Y cómo pasa el tiempo y ya estamos en navidades, como quien dice. No es plan quedarse mucho más tiempo por aquí, así que, como esa marca de turrones de cuyo nombre no me quiero acordar, volvemos a casa por navidad. Un poco antes, en realidad, exactamente el sábado 17 de diciembre. Yo aterrizo en Barajas; Anna, en El Prat. A partir de ahí, visitaremos muy a menudo los aeropuertos, estaciones de tren y de autobuses, para seguir con la mayor normalidad posible nuestra relación.
El caso es que, por aquí, nos sentimos ya en navidad. Filipinas y los filipinos en particular son muy religiosos y todos tienen colgados, en sus casas, decenas de luces de colores y abetos llenos de adornos, como en… ¡¡EEUU!! No nos engañemos, que aquí la influencia española se borra a marchas forzadas. Además me huelo, aunque no lo he preguntado, que aquí no llegan los Reyes Magos, sino Papá Noel, y eso aunque hayamos visto decenas de pesebres en las calles y plazas (aunque no hemos tenido tiempo de ver si Baltasar es negro o no).
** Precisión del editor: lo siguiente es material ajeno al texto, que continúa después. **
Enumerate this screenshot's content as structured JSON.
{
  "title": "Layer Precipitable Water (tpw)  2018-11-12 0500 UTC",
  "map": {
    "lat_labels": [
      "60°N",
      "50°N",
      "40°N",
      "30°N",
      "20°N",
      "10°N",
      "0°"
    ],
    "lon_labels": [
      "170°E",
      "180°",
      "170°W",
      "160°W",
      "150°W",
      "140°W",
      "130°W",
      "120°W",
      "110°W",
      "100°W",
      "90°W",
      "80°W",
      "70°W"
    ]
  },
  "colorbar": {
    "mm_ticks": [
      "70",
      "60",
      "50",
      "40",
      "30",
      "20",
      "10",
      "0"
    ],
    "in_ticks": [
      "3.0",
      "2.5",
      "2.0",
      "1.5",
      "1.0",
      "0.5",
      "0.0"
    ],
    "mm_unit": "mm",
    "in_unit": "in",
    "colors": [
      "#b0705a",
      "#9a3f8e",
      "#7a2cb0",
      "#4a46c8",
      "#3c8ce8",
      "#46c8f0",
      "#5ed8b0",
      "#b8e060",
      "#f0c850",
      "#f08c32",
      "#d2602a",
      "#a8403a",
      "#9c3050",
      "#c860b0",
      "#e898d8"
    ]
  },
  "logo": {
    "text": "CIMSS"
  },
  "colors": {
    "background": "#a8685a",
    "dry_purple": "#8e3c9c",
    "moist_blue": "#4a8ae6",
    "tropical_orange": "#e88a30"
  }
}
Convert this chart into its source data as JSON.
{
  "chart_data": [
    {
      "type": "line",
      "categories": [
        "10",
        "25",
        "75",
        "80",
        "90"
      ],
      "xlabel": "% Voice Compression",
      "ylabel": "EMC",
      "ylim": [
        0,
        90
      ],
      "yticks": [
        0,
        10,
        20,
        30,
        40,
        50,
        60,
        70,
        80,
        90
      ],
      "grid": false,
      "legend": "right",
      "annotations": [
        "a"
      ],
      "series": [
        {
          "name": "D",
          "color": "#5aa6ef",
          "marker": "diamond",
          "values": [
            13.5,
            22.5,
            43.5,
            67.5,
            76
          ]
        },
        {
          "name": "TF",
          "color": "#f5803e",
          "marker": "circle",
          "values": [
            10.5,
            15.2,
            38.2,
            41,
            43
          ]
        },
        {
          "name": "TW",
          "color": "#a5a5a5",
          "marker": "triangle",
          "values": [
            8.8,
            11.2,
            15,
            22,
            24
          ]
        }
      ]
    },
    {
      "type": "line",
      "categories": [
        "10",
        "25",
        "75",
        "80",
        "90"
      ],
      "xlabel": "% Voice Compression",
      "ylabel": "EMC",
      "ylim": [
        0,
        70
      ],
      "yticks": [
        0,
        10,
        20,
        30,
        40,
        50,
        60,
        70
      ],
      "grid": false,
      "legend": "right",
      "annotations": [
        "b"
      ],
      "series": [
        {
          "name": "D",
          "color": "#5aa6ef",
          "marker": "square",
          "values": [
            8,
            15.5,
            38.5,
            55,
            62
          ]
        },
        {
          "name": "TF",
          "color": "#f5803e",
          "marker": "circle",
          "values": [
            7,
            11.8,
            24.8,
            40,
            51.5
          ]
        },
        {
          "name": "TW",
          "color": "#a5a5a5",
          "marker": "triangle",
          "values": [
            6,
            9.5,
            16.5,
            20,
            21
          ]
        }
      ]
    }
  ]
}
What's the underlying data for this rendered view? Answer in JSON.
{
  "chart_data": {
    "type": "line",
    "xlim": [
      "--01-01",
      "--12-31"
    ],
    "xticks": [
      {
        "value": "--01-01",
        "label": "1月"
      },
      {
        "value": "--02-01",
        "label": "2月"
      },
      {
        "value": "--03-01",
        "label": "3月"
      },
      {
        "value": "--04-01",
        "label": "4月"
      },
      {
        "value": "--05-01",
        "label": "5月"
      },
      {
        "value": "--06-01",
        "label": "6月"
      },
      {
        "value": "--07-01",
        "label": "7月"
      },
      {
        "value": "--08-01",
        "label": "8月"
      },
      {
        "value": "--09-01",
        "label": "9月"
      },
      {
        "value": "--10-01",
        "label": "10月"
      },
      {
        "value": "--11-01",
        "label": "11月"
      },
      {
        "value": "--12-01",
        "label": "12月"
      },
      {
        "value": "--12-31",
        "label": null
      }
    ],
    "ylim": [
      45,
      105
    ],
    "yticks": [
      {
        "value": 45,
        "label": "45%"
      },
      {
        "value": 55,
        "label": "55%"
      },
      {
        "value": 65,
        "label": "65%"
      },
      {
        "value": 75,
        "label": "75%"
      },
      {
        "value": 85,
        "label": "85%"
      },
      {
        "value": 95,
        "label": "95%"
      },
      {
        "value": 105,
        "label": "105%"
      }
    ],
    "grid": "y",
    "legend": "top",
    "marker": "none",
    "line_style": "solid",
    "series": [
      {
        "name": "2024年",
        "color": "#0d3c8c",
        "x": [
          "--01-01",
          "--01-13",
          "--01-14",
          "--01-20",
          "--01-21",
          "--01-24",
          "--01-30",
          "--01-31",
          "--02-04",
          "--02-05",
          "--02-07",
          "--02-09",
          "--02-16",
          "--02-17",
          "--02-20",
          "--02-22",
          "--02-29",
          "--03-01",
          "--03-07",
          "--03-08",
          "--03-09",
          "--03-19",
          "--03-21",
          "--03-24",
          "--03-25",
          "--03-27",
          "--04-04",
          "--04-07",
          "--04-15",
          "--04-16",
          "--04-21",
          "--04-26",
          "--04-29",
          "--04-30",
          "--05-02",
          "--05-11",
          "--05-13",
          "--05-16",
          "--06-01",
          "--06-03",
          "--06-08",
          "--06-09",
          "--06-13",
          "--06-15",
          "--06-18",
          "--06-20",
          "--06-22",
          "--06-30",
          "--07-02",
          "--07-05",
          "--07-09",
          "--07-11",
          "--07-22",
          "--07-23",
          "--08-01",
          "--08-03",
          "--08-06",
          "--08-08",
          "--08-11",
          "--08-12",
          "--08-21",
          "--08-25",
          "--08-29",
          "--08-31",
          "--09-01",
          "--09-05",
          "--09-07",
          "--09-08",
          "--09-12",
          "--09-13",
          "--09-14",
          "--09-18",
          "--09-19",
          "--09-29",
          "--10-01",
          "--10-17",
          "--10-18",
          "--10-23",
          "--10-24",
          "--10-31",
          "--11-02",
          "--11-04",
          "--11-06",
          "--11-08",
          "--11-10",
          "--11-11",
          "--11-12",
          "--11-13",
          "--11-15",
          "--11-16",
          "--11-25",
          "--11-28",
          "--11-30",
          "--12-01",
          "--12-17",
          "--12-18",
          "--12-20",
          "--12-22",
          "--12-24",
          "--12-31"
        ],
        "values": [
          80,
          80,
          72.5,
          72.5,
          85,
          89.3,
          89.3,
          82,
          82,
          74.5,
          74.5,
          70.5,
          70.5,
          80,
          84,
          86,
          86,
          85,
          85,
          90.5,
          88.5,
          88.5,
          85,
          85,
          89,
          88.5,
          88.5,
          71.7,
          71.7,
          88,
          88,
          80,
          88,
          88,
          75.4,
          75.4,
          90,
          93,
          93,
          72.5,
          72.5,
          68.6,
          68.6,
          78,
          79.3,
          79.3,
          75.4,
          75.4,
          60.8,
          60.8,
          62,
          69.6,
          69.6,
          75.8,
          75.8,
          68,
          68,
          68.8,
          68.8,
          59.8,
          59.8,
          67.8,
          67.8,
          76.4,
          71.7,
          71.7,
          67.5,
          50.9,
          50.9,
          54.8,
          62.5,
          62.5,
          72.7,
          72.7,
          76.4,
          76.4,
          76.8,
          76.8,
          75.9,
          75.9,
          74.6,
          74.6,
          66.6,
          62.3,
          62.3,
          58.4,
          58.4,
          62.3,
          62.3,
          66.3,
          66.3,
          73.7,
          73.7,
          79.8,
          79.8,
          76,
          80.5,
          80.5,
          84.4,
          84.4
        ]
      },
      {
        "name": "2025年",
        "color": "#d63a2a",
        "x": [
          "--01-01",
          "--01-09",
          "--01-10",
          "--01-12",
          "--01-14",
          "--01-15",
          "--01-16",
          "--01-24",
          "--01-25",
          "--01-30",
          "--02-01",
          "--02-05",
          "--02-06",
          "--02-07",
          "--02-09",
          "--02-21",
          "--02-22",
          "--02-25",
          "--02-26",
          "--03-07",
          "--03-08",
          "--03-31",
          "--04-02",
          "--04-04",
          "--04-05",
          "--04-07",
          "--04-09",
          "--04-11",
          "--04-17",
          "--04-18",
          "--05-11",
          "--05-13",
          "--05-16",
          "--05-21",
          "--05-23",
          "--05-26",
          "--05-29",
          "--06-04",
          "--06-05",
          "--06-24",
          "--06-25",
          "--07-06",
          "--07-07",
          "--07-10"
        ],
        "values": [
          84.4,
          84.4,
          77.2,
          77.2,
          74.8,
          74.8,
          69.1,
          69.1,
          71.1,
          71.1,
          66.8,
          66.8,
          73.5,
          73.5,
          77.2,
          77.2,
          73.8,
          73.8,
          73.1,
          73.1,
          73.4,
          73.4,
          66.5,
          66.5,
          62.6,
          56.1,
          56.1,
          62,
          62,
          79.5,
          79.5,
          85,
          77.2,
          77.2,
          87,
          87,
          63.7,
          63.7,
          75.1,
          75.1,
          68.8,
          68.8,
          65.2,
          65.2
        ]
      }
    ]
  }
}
Aquí, en Filipinas, prefieren mirar al otro lado del Pacífico para buscar referencias culturales. ¡Como si no tuvieran suficientes con las suyas!
En fin, que estamos disfrutando muchísimo Filipinas. Tal vez porque es como el sprint final e, inconscientemente, estamos intentando sacarle el máximo jugo al viaje; las últimas gotas de néctar a este viaje único que ya toca a su fin… O tal vez porque Filipinas mola.
Mola porque, lejos de la imagen que tenemos en España de país de playas y sol, por ahora apenas hemos pisado una playa y el sol ha brillado por su ausencia: dos semanas de lluvia casi non-stop. Un conazo. Y oímos que, por el sur de Manila, hay inundaciones. No me extraña.
La primera semana fue ajetreada, en el norte del país (en la isla de Luzón), de rollo montaña. Estuvimos disfrutando, nuevamente, de velocidades punta de 20 kilómetros por hora en transportes públicos abarrotados, hoteles de no más de 3 dólares por cabeza (y, por supuesto, con ducha estilo cubos de agua, ¡y fría!) y muchas caras de sorpresa entre la población local (aunque no éramos, ni mucho menos, los únicos guiris).
La primera parada fue Vigan, una ciudad de ambiente mexicano, con edificios coloniales, catedrales como Dios manda (nunca mejor dicho) y calesas tiradas por caballos, además de cientos de triciclos polucionadores (taxi-motos con sidecars en las que la gente se desplaza por la ciudad). Solo que aquí nadie habla español, y qué raro parece, pues todos se llaman Gloria Fernández o Inocencio Magallan y nombres así.
Luego estuvimos en Segada, viendo cómo secan en mojama a los muertos (como bien apuntó mi tío, curiosa descripción), colgando sus ataúdes de acantilados (cuidado, solo unos pocos, pero los suficientes para que vengan los turistas) y paseando por sus montañas llenas de pinos, cual montaña de España. Después, las bellas terrazas para el cultivo del arroz de Banaue y, sobretodo, Batad, construídas hace más de dos mil años en mitad de las montañas, desafiando la jungla y las pendientes. Mágicas, sobre todo entre la niebla y la lluvia que aparecía y desaparecía en cosa de segundos (¡suerte de chubasqueros!). Allí hicimos un día de treking (vaya, un par de horitas, que tampoco es plan cansarse) por las montañas, en mitad de la jungla, casi pasando frío y disfrutando enormemente.
Publicado originalmente el 4 de diciembre de 2005.